1304.1399 (Gábor Kovács et al.)

A sensitivity analysis of the WFCAM Transit Survey for short-period giant planets around M dwarfs    [PDF]

Gábor Kovács, S. Hodgkin, B. Sipőcz, D. Pinfield, D. Barrado, J. Birkby, M. Cappetta, P. Cruz, J. Koppenhoefer, E. Martín, F. Murgas, B. Nefs, R. Saglia, J. Zendejas
The WFCAM Transit Survey (WTS) is a near-infrared transit survey running on the United Kingdom Infrared Telescope (UKIRT), designed to discover planets around M dwarfs. The WTS acts as a poor-seeing backup programme for the telescope, and represents the first dedicated wide-field near-infrared transit survey. In this paper we describe the observing strategy of the WTS and the processing of the data to generate lightcurves. We describe the basic properties of our photometric data, and measure our sensitivity based on 950 observations. We show that the photometry reaches a precision of ~4mmag for the brightest unsaturated stars in lightcurves spanning almost 3 years. Optical (SDSS griz) and near-infrared (UKIRT ZYJHK) photometry is used to classify the target sample of 4600 M dwarfs with J magnitudes in the range 11-17. Most have spectral-types in the range M0-M2. We conduct Monte Carlo transit injection and detection simulations for short period (<10 day) Jupiter- and Neptune-sized planets to characterize the sensitivity of the survey. We investigate the recovery rate as a function of period and magnitude for 4 hypothetical star-planet cases: M0-2+Jupiter, M2-4+Jupiter, M0-2+Neptune, M2-4+Neptune. We find that the WTS lightcurves are very sensitive to the presence of Jupiter-sized short-period transiting planets around M dwarfs. Hot Neptunes produce a much weaker signal and suffer a correspondingly smaller recovery fraction.
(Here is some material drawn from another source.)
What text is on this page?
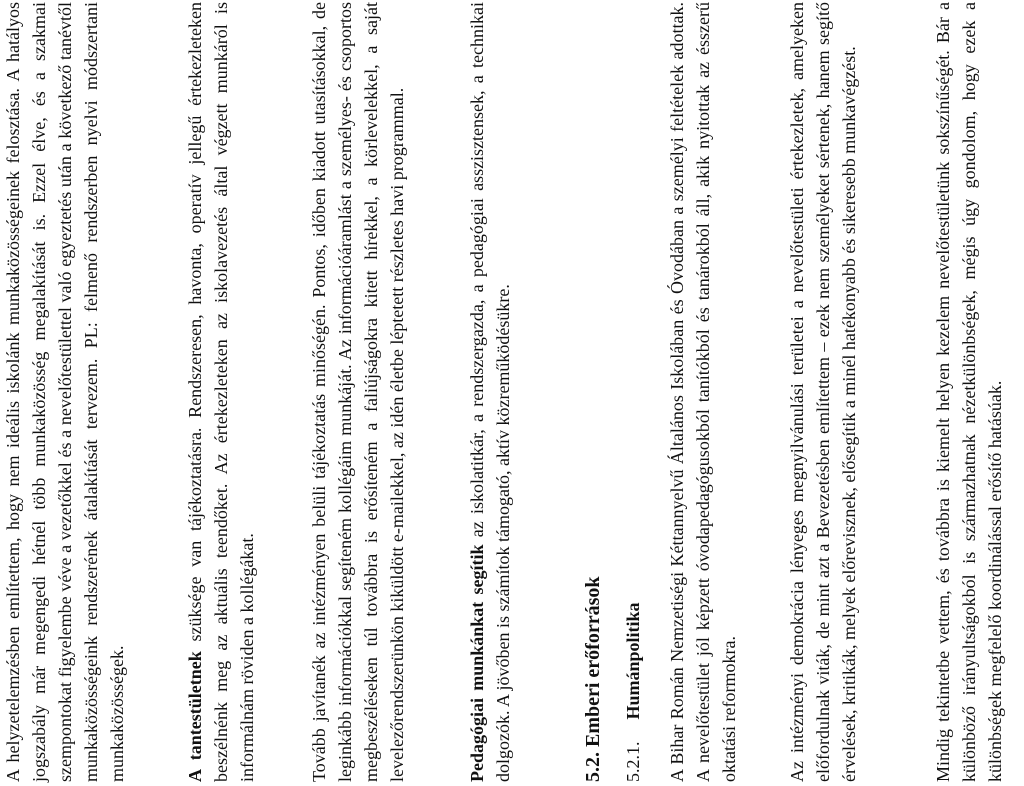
A helyzetelemzésben említettem, hogy nem ideális iskolánk munkaközösségeinek felosztása. A hatályos jogszabály már megengedi hétnél több munkaközösség megalakítását is. Ezzel élve, és a szakmai szempontokat figyelembe véve a vezetőkkel és a nevelőtestülettel való egyeztetés után a következő tanévtől munkaközösségeink rendszerének átalakítását tervezem. PL: felmenő rendszerben nyelvi módszertani munkaközösségek.	A tantestületnek szüksége van tájékoztatásra. Rendszeresen, havonta, operatív jellegű értekezleteken beszélnénk meg az aktuális teendőket. Az értekezleteken az iskolavezetés által végzett munkáról is informálnám röviden a kollégákat.	Tovább javítanék az intézményen belüli tájékoztatás minőségén. Pontos, időben kiadott utasításokkal, de leginkább információkkal segíteném kollégáim munkáját. Az információáramlást a személyes- és csoportos megbeszéléseken túl továbbra is erősíteném a faliújságokra kitett hírekkel, a körlevelekkel, a saját levelezőrendszerünkön kiküldött e-mailekkel, az idén életbe léptetett részletes havi programmal.	Pedagógiai munkánkat segítik az iskolatitkár, a rendszergazda, a pedagógiai asszisztensek, a technikai dolgozók. A jövőben is számítok támogató, aktív közreműködésükre.	5.2. Emberi erőforrások

5.2.1.Humánpolitika A Bihar Román Nemzetiségi Kéttannyelvű Általános Iskolában és Óvodában a személyi feltételek adottak. A nevelőtestület jól képzett óvodapedagógusokból tanítókból és tanárokból áll, akik nyitottak az ésszerű oktatási reformokra.	Az intézményi demokrácia lényeges megnyilvánulási területei a nevelőtestületi értekezletek, amelyeken előfordulnak viták, de mint azt a Bevezetésben említettem – ezek nem személyeket sértenek, hanem segítő érvelések, kritikák, melyek előrevisznek, elősegítik a minél hatékonyabb és sikeresebb munkavégzést.	Mindig tekintetbe vettem, és továbbra is kiemelt helyen kezelem nevelőtestületünk sokszínűségét. Bár a különböző irányultságokból is származhatnak nézetkülönbségek, mégis úgy gondolom, hogy ezek a különbségek megfelelő koordinálással erősítő hatásúak.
Neptunes can only be reliably recovered with the correct period around the rather small sample (~100) of the latest M dwarfs (M4-M9) in the WTS. The non-detection of a hot-Jupiter around an M dwarf by the WFCAM Transit Survey allows us to place an upper limit of 1.7-2.0 per cent (at 95 per cent confidence) on the planet occurrence rate.